C-levels want big data efforts to produce results and ROI. Here are three key points to keep in mind to fulfill these requests.
IDC forecasts that the global big data technology and service market will grow at a compound annual growth rate (CAGR) of 31.7 percent, with projected revenue at $23.8 billion by 2016. With so many companies entering the big data arena, the looming question is: How do you make big data actionable?
More specifically, C-level executives will want to know soon if the organization is getting to the "gold nuggets" of big data buried in those mammoth big data repositories. Big data workers don't want to be in the position of not striking gold. (For historical perspective, geologists estimate that 80 percent of the gold that prospectors pursued in the 1849 California gold rush was never found.) Here are three ways to avoid it. (Note: Points one and two should be considered before a big data implementation, if possible.)
1: Know your destination
Matt Ariker, Chief Operating Officer of the Consumer Marketing Analytics Center at IT consultancy and research firm McKinsey & Company, writes in an article on his employer's site that "...the promise of Big Data is so seductive that it often sends people scrambling after ever more petabytes or exabytes in the hopes of unearthing that golden insight that will allow them to grow and beat competition. This process untethers many a marketer as one question leads to another and to another….Tremendous insights do exist in Big Data. Companies that use it well are leaping ahead of their competitors. One of the big reasons for that, however, is that they have a very clear sense of what they want to do with all that data before they start."

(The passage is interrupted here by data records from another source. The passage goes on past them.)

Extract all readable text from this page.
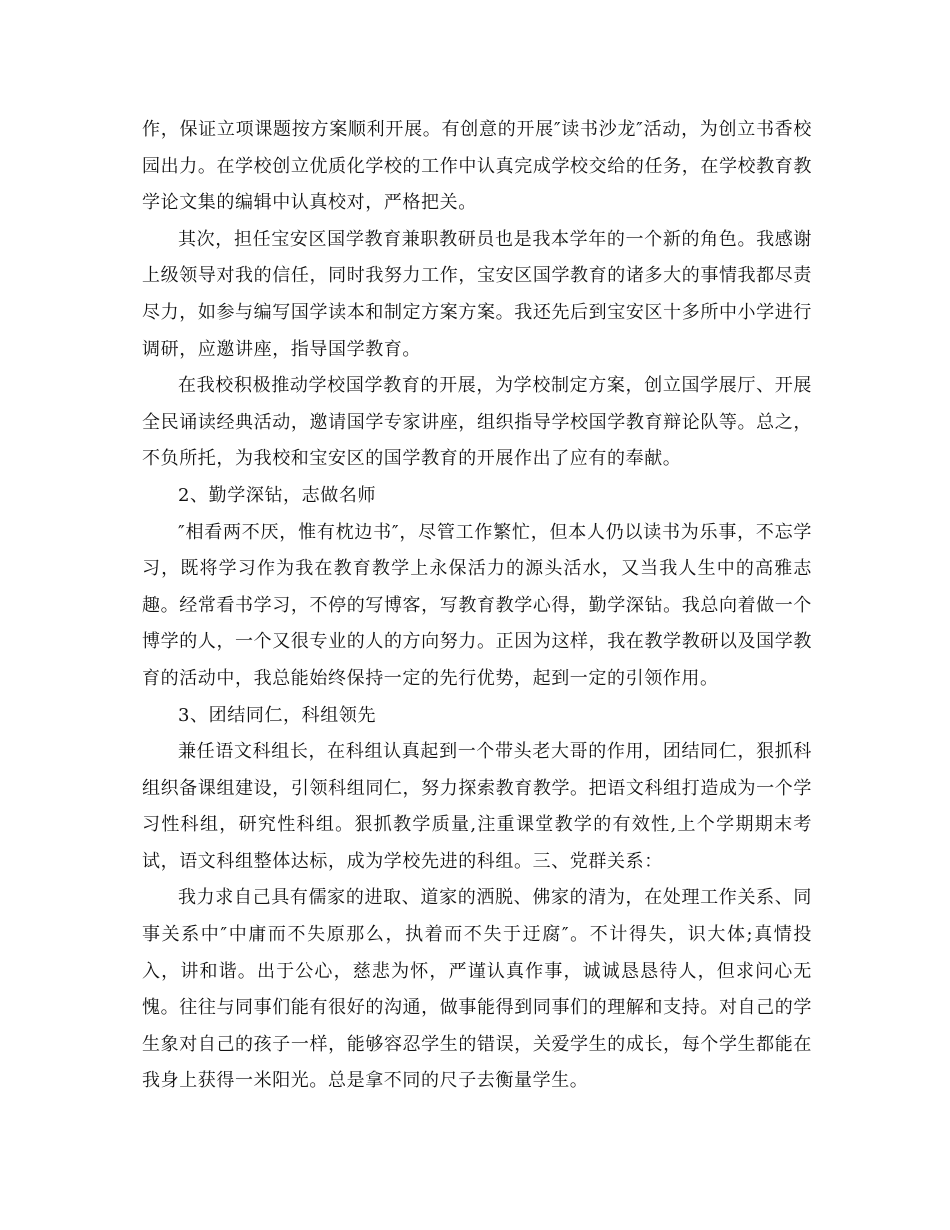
作，保证立项课题按方案顺利开展。有创意的开展″读书沙龙″活动，为创立书香校园出力。在学校创立优质化学校的工作中认真完成学校交给的任务，在学校教育教学论文集的编辑中认真校对，严格把关。

其次，担任宝安区国学教育兼职教研员也是我本学年的一个新的角色。我感谢上级领导对我的信任，同时我努力工作，宝安区国学教育的诸多大的事情我都尽责尽力，如参与编写国学读本和制定方案方案。我还先后到宝安区十多所中小学进行调研，应邀讲座，指导国学教育。

在我校积极推动学校国学教育的开展，为学校制定方案，创立国学展厅、开展全民诵读经典活动，邀请国学专家讲座，组织指导学校国学教育辩论队等。总之，不负所托，为我校和宝安区的国学教育的开展作出了应有的奉献。

2、勤学深钻，志做名师

″相看两不厌，惟有枕边书″，尽管工作繁忙，但本人仍以读书为乐事，不忘学习，既将学习作为我在教育教学上永保活力的源头活水，又当我人生中的高雅志趣。经常看书学习，不停的写博客，写教育教学心得，勤学深钻。我总向着做一个博学的人，一个又很专业的人的方向努力。正因为这样，我在教学教研以及国学教育的活动中，我总能始终保持一定的先行优势，起到一定的引领作用。

3、团结同仁，科组领先

兼任语文科组长，在科组认真起到一个带头老大哥的作用，团结同仁，狠抓科组织备课组建设，引领科组同仁，努力探索教育教学。把语文科组打造成为一个学习性科组，研究性科组。狠抓教学质量,注重课堂教学的有效性,上个学期期末考试，语文科组整体达标，成为学校先进的科组。三、党群关系：

我力求自己具有儒家的进取、道家的洒脱、佛家的清为，在处理工作关系、同事关系中″中庸而不失原那么，执着而不失于迂腐″。不计得失，识大体;真情投入，讲和谐。出于公心，慈悲为怀，严谨认真作事，诚诚恳恳待人，但求问心无愧。往往与同事们能有很好的沟通，做事能得到同事们的理解和支持。对自己的学生象对自己的孩子一样，能够容忍学生的错误，关爱学生的成长，每个学生都能在我身上获得一米阳光。总是拿不同的尺子去衡量学生。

Ariker urges companies to begin their big data mining processes with what he calls "destination thinking." In other words, marketing and any other departments planning to use big data should sit down with IT and identify the key performance indicators (KPIs) that it expects to improve in with intelligence gleaned from big data (e.g., building market share in underserved communities). Big data questions should be carefully articulated with the intent to uncover valuable insights that can immediately be put into action and to see if pre-defined KPIs are met.
2: Check your data samples
Princeton University's Center for Information Technology Policy (CITP) and the University of North Carolina (UNC) at Chapel Hill recently published research that warned marketers against placing absolute faith in queries of consumer data that they collect from social media channels such as Twitter and Facebook.
In UNC professor and Princeton CITP fellow Zeynep Tufekci's draft paper, Big Data: Pitfalls, Methods and Concepts for an Emergent Field, she challenges a big data methodology that heavily relies on social media for insights and compares it to biological testing on fruit flies, which are easy to use and breed in labs and can yield quick results. Tufekci says the problem with fruit fly testing is that it isn't necessarily representative of real-life scenarios, so it can skew research. Likewise, findings from Twitter, where only 10 percent of a typical marketing audience participates, or Facebook, which represents some market segments more than others, can skew results.
The lesson here is you can't dependably act on data that doesn't accurately reflect your market. You need to verify that it does first by confirming that it is truly representative of your entire market.
3: Find ways to create quick successes
One way to see a tangible ROI within 12 months of installing a new big data solution is to harvest the low-hanging fruit first. Most of us who have run marketing departments know that when projects pile up, promotional, product launch, and brand-building campaigns come first, and exploratory research comes later; this might make it possible for big data to make an early splash with contributions that there have never been enough time before to exploit.
There are also a growing number of cloud-based analytics providers that can help companies gain experience and confidence in finding gold nuggets in that big data ore. Several options include IBM's InfoSphere BigInsights, Google's BigQuery, and Microsoft's Windows Azure.
Marketing departments seem to understand the urgency of making big data actionable. This was recently reflected in a June 2013 Economist Intelligence Unit research survey, where marketers listed the "ability to use data analysis to extract predictive findings from big data" as their highest priority.
Now that the investment gauntlet has been thrown down, marketing and IT must find ways to reduce time-to-insight to keep fidgety C-level executives happy and to meet their own expectations.